Except for the wetsuit.
But, Zeb was not up to “any-other-kid” activities, and he needed the wetsuit to keep him warm during his section of a six-person relay benefit swim across Port Susan Bay, from Warm Beach to Camano Island, a distance of more than five miles.
Brad Hering, Zeb’s dad and the pastor of River of Life Community Church on Camano, organized the event to raise funds and awareness for cystic fibrosis.
A person doesn’t have to look far to see people struggling, to see people suffering, Hering said. Hering didn’t even have to look past his own congregation to find Maranda Hansen, a senior at Stanwood High School, who lives with the illness.
Hering’s question, then, was “What can we do?”
Hering can swim. He nearly made it to the Olympics as a young man, and he has coached swim teams for 25 years. In fact, he was hosting a swim camp last week.
“I looked around and thought, ‘well, we’re doing the camp, we have five swimmers here’ and the rest kinda fell into place,” Hering said.
One of those swimmers was Robby Haynes, a senior at Marysville- Pilchuck High School.
The way Haynes tells the story, it seems like serendipity.
He was waiting at the Department of Motor Vehicles to get his drivers permit when he met Hering. Both were wearing swim t-shirts, and in their chosen sport, that alone is enough to begin a conversation. Pretty soon, Haynes had agreed that Hering’s swim camp sounded cool. He signed up.
“And, I guess this is our workout today,” Haynes said.

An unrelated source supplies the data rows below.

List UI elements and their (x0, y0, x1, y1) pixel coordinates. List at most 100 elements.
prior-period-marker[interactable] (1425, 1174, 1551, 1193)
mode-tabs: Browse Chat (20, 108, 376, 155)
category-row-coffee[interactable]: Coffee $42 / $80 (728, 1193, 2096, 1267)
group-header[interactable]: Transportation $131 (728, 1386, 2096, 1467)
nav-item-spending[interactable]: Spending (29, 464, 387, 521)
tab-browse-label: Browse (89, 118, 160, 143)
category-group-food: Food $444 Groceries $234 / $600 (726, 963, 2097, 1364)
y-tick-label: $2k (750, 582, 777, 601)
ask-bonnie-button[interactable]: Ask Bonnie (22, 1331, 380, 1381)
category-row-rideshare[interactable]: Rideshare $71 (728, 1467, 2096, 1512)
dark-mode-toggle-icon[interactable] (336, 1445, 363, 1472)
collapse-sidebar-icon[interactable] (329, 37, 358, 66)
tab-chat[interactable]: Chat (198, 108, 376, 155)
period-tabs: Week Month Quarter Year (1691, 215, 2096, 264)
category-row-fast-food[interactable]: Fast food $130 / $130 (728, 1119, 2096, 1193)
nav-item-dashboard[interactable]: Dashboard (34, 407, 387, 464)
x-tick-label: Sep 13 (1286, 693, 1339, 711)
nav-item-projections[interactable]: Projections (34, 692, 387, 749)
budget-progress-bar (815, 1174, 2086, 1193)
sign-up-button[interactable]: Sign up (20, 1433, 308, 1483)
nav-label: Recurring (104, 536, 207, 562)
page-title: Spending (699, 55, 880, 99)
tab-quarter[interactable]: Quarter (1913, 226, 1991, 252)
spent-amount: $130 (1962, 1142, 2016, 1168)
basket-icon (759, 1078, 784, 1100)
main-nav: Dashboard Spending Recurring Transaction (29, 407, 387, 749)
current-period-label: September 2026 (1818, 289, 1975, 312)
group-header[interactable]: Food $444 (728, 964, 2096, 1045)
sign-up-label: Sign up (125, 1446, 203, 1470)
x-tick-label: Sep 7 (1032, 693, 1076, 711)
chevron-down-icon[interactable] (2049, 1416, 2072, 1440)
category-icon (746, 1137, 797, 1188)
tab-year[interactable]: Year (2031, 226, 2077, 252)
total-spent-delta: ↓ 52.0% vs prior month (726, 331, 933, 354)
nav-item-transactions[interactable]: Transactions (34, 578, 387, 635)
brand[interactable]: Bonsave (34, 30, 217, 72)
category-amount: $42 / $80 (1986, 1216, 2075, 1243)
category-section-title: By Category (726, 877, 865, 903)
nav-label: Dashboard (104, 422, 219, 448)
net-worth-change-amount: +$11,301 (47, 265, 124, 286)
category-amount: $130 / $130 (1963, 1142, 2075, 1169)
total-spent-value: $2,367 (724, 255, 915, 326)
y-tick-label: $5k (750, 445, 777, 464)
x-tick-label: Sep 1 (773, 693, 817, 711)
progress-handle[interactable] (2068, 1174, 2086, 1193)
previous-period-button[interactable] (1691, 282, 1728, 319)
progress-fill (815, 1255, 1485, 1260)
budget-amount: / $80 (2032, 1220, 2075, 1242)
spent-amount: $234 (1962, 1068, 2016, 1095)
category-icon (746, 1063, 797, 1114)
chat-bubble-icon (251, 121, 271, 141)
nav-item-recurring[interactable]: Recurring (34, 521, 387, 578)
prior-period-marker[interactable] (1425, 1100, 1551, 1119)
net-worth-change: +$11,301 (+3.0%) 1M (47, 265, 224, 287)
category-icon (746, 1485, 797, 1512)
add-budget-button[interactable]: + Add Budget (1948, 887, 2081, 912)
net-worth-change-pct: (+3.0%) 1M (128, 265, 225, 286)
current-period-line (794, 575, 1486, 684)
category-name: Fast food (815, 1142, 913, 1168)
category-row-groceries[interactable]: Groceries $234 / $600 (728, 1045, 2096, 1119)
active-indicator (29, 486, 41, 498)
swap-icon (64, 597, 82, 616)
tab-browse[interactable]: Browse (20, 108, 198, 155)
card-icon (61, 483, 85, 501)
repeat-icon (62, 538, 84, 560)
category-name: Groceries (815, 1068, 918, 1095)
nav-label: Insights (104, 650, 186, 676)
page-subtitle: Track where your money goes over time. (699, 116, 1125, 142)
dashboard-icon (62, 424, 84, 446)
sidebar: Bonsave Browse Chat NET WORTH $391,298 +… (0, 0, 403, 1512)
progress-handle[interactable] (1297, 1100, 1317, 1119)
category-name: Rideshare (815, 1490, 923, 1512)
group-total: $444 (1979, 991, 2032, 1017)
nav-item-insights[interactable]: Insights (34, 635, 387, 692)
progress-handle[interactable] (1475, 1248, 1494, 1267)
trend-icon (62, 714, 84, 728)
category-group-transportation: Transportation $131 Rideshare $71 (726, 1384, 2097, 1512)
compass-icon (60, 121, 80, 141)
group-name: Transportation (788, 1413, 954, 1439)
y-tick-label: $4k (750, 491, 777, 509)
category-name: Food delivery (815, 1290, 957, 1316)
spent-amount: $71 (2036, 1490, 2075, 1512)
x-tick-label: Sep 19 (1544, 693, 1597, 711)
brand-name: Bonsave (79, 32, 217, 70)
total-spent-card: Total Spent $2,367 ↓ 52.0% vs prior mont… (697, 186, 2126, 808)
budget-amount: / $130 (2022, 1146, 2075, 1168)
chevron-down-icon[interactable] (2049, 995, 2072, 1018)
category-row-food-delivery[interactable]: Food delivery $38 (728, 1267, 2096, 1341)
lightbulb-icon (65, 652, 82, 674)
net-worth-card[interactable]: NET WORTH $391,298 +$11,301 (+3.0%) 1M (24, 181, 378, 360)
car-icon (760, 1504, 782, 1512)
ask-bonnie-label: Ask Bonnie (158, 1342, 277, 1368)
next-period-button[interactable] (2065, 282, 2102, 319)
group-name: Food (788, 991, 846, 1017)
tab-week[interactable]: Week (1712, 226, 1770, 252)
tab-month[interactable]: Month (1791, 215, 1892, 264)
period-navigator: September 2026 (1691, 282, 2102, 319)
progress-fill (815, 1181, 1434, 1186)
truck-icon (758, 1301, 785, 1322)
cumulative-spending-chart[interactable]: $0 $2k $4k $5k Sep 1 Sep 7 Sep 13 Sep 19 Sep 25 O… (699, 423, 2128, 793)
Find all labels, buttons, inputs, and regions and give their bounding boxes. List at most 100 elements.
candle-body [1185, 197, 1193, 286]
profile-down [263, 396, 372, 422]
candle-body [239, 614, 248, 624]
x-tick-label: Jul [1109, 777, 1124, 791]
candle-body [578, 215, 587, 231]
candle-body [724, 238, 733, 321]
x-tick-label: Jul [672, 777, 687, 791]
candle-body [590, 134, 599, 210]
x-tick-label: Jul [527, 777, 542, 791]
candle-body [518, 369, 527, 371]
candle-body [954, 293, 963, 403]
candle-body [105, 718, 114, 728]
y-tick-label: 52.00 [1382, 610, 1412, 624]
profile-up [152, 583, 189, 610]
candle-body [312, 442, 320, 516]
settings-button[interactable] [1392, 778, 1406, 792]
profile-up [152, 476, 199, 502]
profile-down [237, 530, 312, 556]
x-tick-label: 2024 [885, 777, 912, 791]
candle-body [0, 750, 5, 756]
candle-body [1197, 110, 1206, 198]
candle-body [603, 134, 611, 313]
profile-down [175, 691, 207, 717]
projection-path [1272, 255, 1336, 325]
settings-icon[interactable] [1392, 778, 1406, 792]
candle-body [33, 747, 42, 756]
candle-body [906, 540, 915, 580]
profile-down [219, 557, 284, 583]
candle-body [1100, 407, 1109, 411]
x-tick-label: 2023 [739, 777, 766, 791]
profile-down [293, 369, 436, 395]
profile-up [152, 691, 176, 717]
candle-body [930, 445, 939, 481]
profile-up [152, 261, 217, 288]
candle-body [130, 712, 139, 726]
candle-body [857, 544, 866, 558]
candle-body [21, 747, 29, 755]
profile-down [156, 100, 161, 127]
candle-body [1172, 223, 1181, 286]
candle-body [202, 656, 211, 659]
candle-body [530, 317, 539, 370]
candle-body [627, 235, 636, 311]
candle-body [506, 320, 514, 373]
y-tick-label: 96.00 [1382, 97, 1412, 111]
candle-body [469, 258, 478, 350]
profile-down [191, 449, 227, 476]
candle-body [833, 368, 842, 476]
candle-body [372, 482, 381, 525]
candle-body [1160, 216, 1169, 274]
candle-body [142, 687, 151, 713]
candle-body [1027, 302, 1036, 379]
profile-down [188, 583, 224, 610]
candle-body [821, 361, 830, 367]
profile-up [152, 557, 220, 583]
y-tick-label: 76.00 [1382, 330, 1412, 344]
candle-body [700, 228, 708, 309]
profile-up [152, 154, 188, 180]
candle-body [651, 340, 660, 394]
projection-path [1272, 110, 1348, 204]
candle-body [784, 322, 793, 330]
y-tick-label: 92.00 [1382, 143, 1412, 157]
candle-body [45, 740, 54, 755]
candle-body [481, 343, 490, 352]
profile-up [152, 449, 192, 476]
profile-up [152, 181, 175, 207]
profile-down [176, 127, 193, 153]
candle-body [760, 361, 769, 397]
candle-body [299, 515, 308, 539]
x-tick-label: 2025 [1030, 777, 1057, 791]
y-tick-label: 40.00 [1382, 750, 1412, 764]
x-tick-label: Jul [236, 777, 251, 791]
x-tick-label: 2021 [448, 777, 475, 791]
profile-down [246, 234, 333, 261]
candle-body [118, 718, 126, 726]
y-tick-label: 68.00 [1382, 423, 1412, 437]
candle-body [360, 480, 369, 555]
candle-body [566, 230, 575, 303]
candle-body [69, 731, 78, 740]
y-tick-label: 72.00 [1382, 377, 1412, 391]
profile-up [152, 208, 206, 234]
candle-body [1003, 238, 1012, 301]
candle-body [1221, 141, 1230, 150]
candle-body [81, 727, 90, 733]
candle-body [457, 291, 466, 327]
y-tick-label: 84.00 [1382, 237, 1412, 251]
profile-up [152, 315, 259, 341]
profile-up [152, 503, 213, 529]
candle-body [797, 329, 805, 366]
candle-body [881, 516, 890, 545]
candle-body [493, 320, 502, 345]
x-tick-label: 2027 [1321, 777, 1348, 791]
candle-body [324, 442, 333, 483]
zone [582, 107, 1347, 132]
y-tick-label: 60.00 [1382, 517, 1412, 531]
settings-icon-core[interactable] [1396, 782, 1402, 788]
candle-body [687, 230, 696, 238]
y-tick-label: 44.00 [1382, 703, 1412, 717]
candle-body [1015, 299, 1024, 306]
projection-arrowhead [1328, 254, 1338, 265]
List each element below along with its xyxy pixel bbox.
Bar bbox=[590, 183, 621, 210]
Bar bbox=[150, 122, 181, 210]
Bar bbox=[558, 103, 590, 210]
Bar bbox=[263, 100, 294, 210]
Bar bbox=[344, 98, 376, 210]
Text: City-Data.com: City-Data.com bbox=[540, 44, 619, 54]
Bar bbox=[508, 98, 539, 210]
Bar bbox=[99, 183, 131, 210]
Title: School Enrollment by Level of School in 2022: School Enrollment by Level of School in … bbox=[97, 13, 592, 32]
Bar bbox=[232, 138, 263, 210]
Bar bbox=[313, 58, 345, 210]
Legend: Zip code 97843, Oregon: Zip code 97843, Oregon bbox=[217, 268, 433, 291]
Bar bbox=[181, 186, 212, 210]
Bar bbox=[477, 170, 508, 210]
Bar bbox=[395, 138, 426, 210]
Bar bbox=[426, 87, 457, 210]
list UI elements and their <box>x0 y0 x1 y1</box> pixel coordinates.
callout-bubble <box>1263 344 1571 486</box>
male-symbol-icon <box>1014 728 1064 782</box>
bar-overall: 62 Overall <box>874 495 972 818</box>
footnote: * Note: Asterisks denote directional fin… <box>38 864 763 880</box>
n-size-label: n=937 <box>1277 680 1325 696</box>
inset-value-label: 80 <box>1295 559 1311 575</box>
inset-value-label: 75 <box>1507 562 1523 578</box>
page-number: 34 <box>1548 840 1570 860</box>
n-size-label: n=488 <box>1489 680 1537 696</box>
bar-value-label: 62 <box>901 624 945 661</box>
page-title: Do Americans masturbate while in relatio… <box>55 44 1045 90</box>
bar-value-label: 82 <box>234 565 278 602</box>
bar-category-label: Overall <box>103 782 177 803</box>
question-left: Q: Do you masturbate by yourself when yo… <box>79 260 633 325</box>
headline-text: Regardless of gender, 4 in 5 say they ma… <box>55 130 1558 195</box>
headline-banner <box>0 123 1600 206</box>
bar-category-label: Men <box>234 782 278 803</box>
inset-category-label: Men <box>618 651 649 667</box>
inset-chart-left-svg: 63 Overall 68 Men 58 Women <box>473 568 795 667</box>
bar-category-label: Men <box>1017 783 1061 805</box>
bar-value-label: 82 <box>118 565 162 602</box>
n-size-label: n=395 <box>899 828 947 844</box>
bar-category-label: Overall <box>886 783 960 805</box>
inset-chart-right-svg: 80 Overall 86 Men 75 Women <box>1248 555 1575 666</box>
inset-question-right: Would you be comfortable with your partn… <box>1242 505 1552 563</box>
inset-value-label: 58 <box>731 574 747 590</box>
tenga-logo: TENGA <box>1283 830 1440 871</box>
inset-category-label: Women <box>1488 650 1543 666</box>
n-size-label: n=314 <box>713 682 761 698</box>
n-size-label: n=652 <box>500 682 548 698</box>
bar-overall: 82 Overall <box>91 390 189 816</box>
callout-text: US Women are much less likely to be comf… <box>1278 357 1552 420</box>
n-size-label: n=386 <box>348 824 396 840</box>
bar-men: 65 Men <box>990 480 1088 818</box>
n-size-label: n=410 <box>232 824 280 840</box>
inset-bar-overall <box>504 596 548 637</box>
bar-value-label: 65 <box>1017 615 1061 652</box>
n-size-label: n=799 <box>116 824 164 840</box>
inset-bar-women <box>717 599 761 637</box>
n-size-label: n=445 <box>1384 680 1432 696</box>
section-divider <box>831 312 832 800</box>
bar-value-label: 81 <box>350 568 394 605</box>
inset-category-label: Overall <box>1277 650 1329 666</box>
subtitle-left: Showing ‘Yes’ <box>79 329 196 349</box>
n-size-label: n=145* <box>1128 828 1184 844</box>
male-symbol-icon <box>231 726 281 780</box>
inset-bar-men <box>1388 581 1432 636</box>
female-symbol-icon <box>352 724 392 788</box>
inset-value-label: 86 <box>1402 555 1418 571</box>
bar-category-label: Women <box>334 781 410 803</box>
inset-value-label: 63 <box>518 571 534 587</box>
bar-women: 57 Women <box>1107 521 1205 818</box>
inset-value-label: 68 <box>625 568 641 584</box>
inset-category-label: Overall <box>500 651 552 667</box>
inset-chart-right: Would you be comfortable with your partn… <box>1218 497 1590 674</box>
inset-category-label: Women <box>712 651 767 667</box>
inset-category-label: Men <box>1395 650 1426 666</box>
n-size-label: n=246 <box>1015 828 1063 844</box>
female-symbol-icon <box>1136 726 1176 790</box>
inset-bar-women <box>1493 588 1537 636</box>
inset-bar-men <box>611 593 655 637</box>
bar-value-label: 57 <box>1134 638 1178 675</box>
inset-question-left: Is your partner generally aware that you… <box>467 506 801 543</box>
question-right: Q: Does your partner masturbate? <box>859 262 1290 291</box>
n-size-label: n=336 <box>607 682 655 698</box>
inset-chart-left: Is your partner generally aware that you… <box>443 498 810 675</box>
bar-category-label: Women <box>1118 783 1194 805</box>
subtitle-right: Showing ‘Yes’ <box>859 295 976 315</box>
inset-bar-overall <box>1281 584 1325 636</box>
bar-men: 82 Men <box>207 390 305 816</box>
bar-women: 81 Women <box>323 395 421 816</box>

Also attending the camp were three international swimmers: Juan Flores and Patricio Centeno from Mexico, and Kristian Thalin from Sweden.
They, too, were up for the challenge.
So, last Tuesday, while the incoming tide refracted late summer sunlight, the guys prepared to swim. They studied the conditions — calm water and a slight breeze. They stretched, and donned wetsuits. They took pictures and laughed.
Accompanied by two kayaks, one canoe, and a powerboat, they planned to trade off stages of the swim, finishing the final 500 meters together.
Hering pointed across the water, at a strip of beach barely visible on Camano.
“We’ll end over there for a barbecue, hopefully. If not, they’ll eat our food,” he joked.
He needn’t have worried. Two and a half hours later, the six swimmers touched bottom on Camano Island, greeted by Maranda Hansen and 50 pairs of clapping hands.
“When we reached about halfway, it got colder and the waves and wind picked up, so it made the second half more challenging,” Hering said.
The swimmers relied on Hering’s wife, Traci, and her friend Kyli, in the kayaks, to guide their course, a line that included “one jelly fish, two seals, many hungry seagulls, a bit of seaweed in the face and plenty of saltwater to gurgle.”
Hering said the event has raised over $1,500 so far, and he expects more to trickle in. The event was posted on Facebook in Mexico, Sweden and locally.
“It’s really about awareness, though,” Hering said. “We just put this together, but we’re already planning to do it again.”
So far, swimmers from Germany, Holland, South Africa and Canada want to join the relay in 2011.
This year proved it’s as simple as swimming: 12 pairs of arms and legs, 12 breast strokes, all unspooling in a long, single lap of kindness.